『キム秘書はいったい、なぜ?』が破格の面白さを持っているのは、やっぱり、パク・ソジュンとパク・ミニョンという俳優の持ち味が全開しているおかげだ。本当に、主役カップルが魅力的だった。
大きな勘違い
『キム秘書はいったい、なぜ?』でパク・ソジュンが演じるヨンジュンは、どこからどこまでも完全無比な男だ。
大会社の副会長でありながら、いくつもの外国語をネイティブのようにこなし、数字の計算なら小数点以下まで答えを瞬時に出して会議で出席者の度肝を抜く。しかも、勤務中になまけた役員をすぐに解雇してしまう。仕事のうえで、これほど有能な男は他にいないと思わせるほどだ。
このように完璧な男に何の欠点もなければ、ドラマはラブコメにならない。

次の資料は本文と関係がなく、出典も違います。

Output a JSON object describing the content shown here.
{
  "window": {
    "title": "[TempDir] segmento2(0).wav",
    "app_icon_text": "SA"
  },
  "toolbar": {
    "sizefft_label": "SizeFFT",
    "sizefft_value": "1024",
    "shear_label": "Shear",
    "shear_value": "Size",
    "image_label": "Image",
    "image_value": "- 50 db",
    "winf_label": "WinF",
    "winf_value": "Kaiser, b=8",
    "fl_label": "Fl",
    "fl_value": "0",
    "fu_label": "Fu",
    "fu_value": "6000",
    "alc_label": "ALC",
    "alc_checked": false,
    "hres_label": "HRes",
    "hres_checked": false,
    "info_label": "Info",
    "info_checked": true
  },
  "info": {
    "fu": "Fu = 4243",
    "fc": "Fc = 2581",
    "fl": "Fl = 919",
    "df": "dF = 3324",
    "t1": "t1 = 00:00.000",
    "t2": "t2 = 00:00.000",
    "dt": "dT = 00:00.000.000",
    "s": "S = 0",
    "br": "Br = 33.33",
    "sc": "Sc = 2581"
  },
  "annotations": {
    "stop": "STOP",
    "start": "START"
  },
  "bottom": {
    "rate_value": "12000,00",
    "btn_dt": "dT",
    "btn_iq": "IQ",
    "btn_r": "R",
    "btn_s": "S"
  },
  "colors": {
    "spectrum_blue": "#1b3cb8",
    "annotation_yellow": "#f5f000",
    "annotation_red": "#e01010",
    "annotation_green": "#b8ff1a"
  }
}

どこから見てもスキがない男が、実は女心をまったく理解できない、というところに『キム秘書はいったい、なぜ?』のツボがある。
9年も支えてくれた秘書のキム・ミソ(パク・ミニョン)が急にやめると言いだしたことから、ヨンジュンはとても動揺していくのだが、彼の頭の中は「最高の境遇を与えているのに、なぜキム秘書はやめると言うのか?」という疑問でいっぱいになっている。
その末に、「キム秘書が私を愛しているからなのだ」という結論を出してしまう。
結論に至った根拠は、ヨンジュンが他の女性と親しげにしていたらキム秘書が涙を流した、ということだ。
しかし、これはヨンジュンの思い込み以外のなにものでもない。
キム秘書の目がうるんでいたのは、極度の花粉症なのに花束を持たされていたからだ。ヨンジュンは大きな勘違いをしていた。
この勘違いから、次々にストーリーが大きく発展していく。こうした流れは、世に多いラブコメの定番であり、『キム秘書はいったい、なぜ?』もその本流をしっかり受け継いでいる。